HONDA DREAM CB400F-T

 CB400FOUR、正確にはCB400F−Tと呼ばれるモデルです。
 不評だったCB350FOURの後継機種として誕生したCB400FOURは人気を博したモデルといえるでしょう。

 そもそも、当時、このクラス唯一の4気筒、CB350 FOURは、当時の4気筒CBシリーズの末弟であり、そのトップモデルであるドリームCB750FOURに乗ることを「ヘルメットを2つ被ってもらわないと・・・、」と止められた本田宗一郎氏が「ならば、俺にも乗れるのを作れ」と言うひとことで計画されたともいわれています。
 そしてそのCB750とも酷似した4本マフラーの外観を持っていたが、その静的なイメージとひかえめな動力性能から、「ツインより遅いフォア」と言うありがたくない評価が与えられました。
 これを受けて計画された400FOURは、当時流行し始めた集合マフラーと後退したステップを採用した軽快なカフェレーサースタイルを全体に取り入れ一躍人気モデルになったのです。なお、この際、CB350FOURの時に宗一郎氏から指摘されていた、「エンジンの冷却フィンを(おもにその外観上の理由から)増やすように」という指示を実現したといわれます。

 ところが、1976年の免許制度改正で教習所で取得できる中型二輪免許が400ccまでとなると、408ccの排気量を持つCB400FOURは、中型二輪免許では乗ることができなりました。 これに対応してショートストローク化され、398ccの排気量とされた国内専用モデルが、このCB400F−T、およびそのアップハンドルモデルF−Uでした。つまり3機種のCB400FOURが同時に存在したことになります。
 CB400F−T、およびF−Uは、400FOURに対して、外観上はその左右のサイドカバーの色がブラックアウトされたことと(400FOURはタンクと同色)、400FOURのタンクカラーにはレッドとブルーが選べましたが、F−T/F−Uにはレッドとイエローが選べたことなどに相違点が見られます。しかし、これらがそれぞれのパーツ交換で容易にその特徴を変更できたのに対し、一番の変更点はリア・ステップが400FOURのスイングアーム設置に対してフレーム側に移されたことであるでしょう。

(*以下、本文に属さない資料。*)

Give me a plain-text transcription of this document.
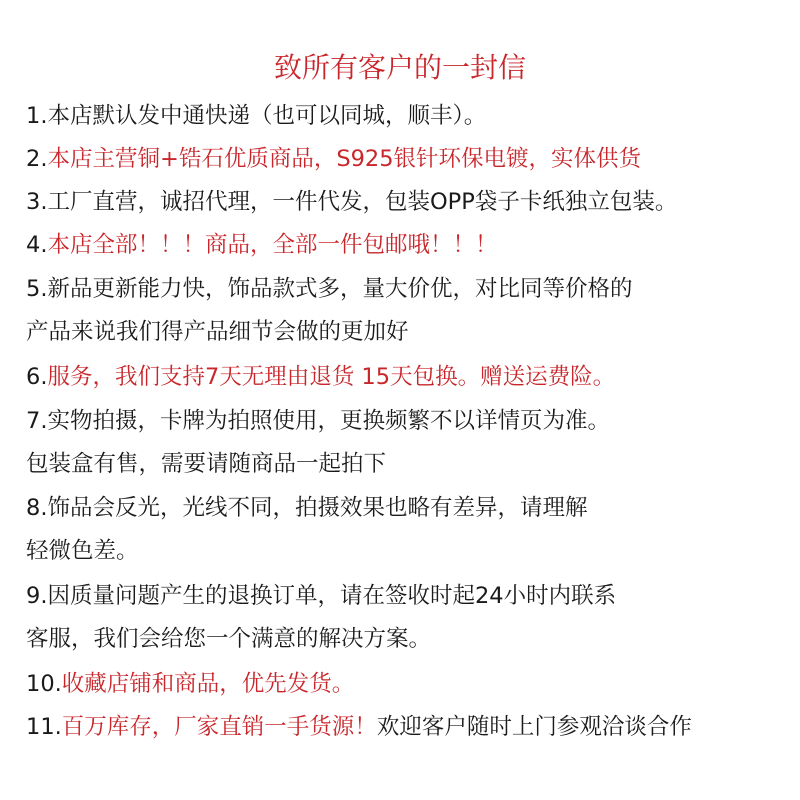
致所有客户的一封信
1.本店默认发中通快递（也可以同城，顺丰）。
2.本店主营铜+锆石优质商品，S925银针环保电镀，实体供货
3.工厂直营，诚招代理，一件代发，包装OPP袋子卡纸独立包装。
4.本店全部！！！商品，全部一件包邮哦！！！
5.新品更新能力快，饰品款式多，量大价优，对比同等价格的
产品来说我们得产品细节会做的更加好
6.服务，我们支持7天无理由退货 15天包换。赠送运费险。
7.实物拍摄，卡牌为拍照使用，更换频繁不以详情页为准。
包装盒有售，需要请随商品一起拍下
8.饰品会反光，光线不同，拍摄效果也略有差异，请理解
轻微色差。
9.因质量问题产生的退换订单，请在签收时起24小时内联系
客服，我们会给您一个满意的解决方案。
10.收藏店铺和商品，优先发货。
11.百万库存，厂家直销一手货源！欢迎客户随时上门参观洽谈合作
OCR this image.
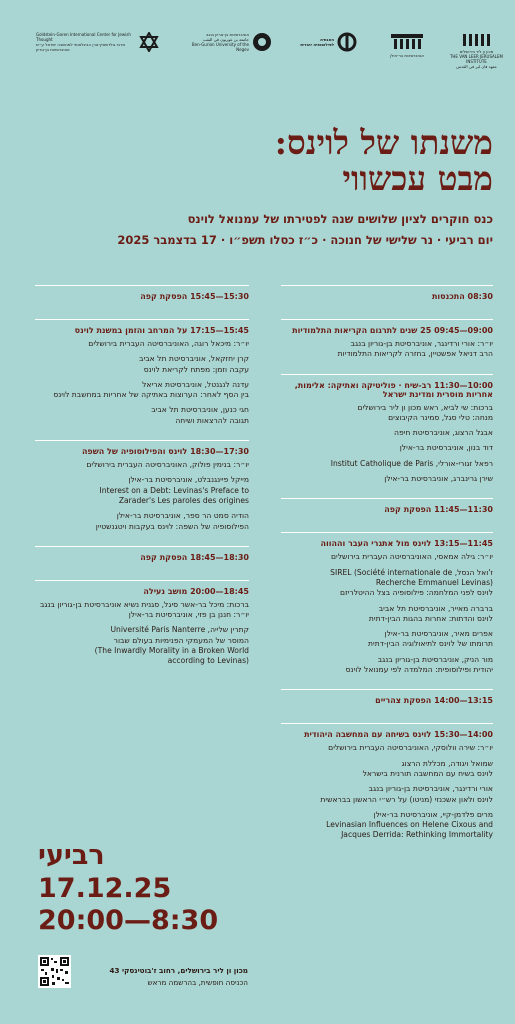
Goldstein-Goren International Center for Jewish Thought
מרכז גולדשטיין-גורן הבינלאומי למחשבה ישראל ע״ש אוניברסיטת בן-גוריון
אוניברסיטת בן-גוריון בנגב
جامعة بن غوريون في النقب
Ben-Gurion University of the Negev
האגודה
לפילוסופיה יהודית
אוניברסיטת בר-אילן
מכון ון ליר בירושלים
THE VAN LEER JERUSALEM INSTITUTE
معهد فان لير في القدس
משנתו של לוינס:
מבט עכשווי
כנס חוקרים לציון שלושים שנה לפטירתו של עמנואל לוינס
יום רביעי · נר שלישי של חנוכה · כ״ז כסלו תשפ״ו · 17 בדצמבר 2025
08:30 התכנסות
09:00—09:45 25 שנים לתרגום הקריאות התלמודיות
יו״ר: אורי ורדינגר, אוניברסיטת בן-גוריון בנגב
הרב דניאל אפשטיין, בחזרה לקריאות התלמודיות
10:00—11:30 רב-שיח · פוליטיקה ואתיקה: אלימות, אחריות מוסרית ומדינת ישראל
ברכות: שי לביא, ראש מכון ון ליר בירושלים
מנחה: טלי סגל, סמינר הקיבוצים
אבגל הרצוג, אוניברסיטת חיפה
דוד בנון, אוניברסיטת בר-אילן
רפאל זגורי-אורלי, Institut Catholique de Paris
שירן גרינברג, אוניברסיטת בר-אילן
11:30—11:45 הפסקת קפה
11:45—13:15 לוינס מול אתגרי העבר וההווה
יו״ר: גילה אמאסי, האוניברסיטה העברית בירושלים
ז'ואל הנסל, SIREL (Société internationale de
Recherche Emmanuel Levinas)
לוינס לפני המלחמה: פילוסופיה בצל ההיטלריזם
ברברה מאייר, אוניברסיטת תל אביב
לוינס והדתות: אחרות בהגות הבין-דתית
אפרים מאיר, אוניברסיטת בר-אילן
תרומתו של לוינס לתיאולוגיה הבין-דתית
מור הניק, אוניברסיטת בן-גוריון בנגב
יהודית ופילוסופית: המלמדה לפי עמנואל לוינס
13:15—14:00 הפסקת צהריים
14:00—15:30 לוינס בשיחה עם המחשבה היהודית
יו״ר: שירה וולוסקי, האוניברסיטה העברית בירושלים
שמואל ויגודה, מכללת הרצוג
לוינס בשיח עם המחשבה תורנית בישראל
אורי ורדינגר, אוניברסיטת בן-גוריון בנגב
לוינס ולאון אשכנזי (מניטו) על רש״י הראשון בבראשית
מרים פלדמן-קיי, אוניברסיטת בר-אילן
Levinasian Influences on Helene Cixous and
Jacques Derrida: Rethinking Immortality
15:30—15:45 הפסקת קפה
15:45—17:15 על המרחב והזמן במשנת לוינס
יו״ר: מיכאל רוגה, האוניברסיטה העברית בירושלים
קרן יחזקאל, אוניברסיטת תל אביב
עקבה וזמן: מפתח לקריאת לוינס
עדנה לנגנטל, אוניברסיטת אריאל
בין הסף לאחר: הערוצות באתיקה של אחריות במחשבת לוינס
חגי כנען, אוניברסיטת תל אביב
תגובה להרצאות ושיחה
17:30—18:30 לוינס והפילוסופיה של השפה
יו״ר: בנימין פולוק, האוניברסיטה העברית בירושלים
מייקל פיינגנבלט, אוניברסיטת בר-אילן
Interest on a Debt: Levinas's Preface to
Zarader's Les paroles des origines
הודיה סמט הר ספר, אוניברסיטת בר-אילן
הפילוסופיה של השפה: לוינס בעקבות ויטגנשטיין
18:30—18:45 הפסקת קפה
18:45—20:00 מושב נעילה
ברכות: מיכל בר-אשר סיגל, סגנית נשיא אוניברסיטת בן-גוריון בנגב
יו״ר: חננן בן פזי, אוניברסיטת בר-אילן
קתרין שלייה, Université Paris Nanterre
המוסר של המעמקי הפנימיות בעולם שבור
(The Inwardly Morality in a Broken World
according to Levinas)
רביעי
17.12.25
20:00—8:30
מכון ון ליר בירושלים, רחוב ז'בוטינסקי 43
הכניסה חופשית, בהרשמה מראש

また、厳密には(同時に生産されたにも関らず!!)タンク下部の形状、シートの形状やメータ表示も異なると言われます。 F−T、およびF−Uは、性能的には、400FOURの37馬力に対して1馬力のダウンにとどまる36馬力を発生、実質的にその差は無かった、と当時のインプレッションにはあります。

 しかし、当時のこのクラスは2気筒が主流であり、只でさえコスト高となる4気筒にさらにスペックの異なる国内専用モデルを追加したため、比較的短期間で生産終了となります。そしてコストを抑えた2気筒のホークシリーズに惜しまれながらその後を譲るに至り、その後の新車価格を上回るプレミアムバイクのはしりとなり、そして現在でもそのファンは多いのです。

 現在、国内に流通しているものの多くは、カリフォルニアなどから逆輸入されたマシンが多く当然408cc仕様であり、また、輸出最終型のバックステップでないタイプ(シフトにリンケージを持たない)も見られます。(昨今の免許制度改正によって401cc以上のマシンを「普通二輪免許」で乗ると無免許扱いになるが、ここらへんはどうなっているのでしょう?)

 なお、この個体は1976年に生産されたF−Tであり、この398ccの国内専用モデルの生産は、一説には6000台程度といわれています。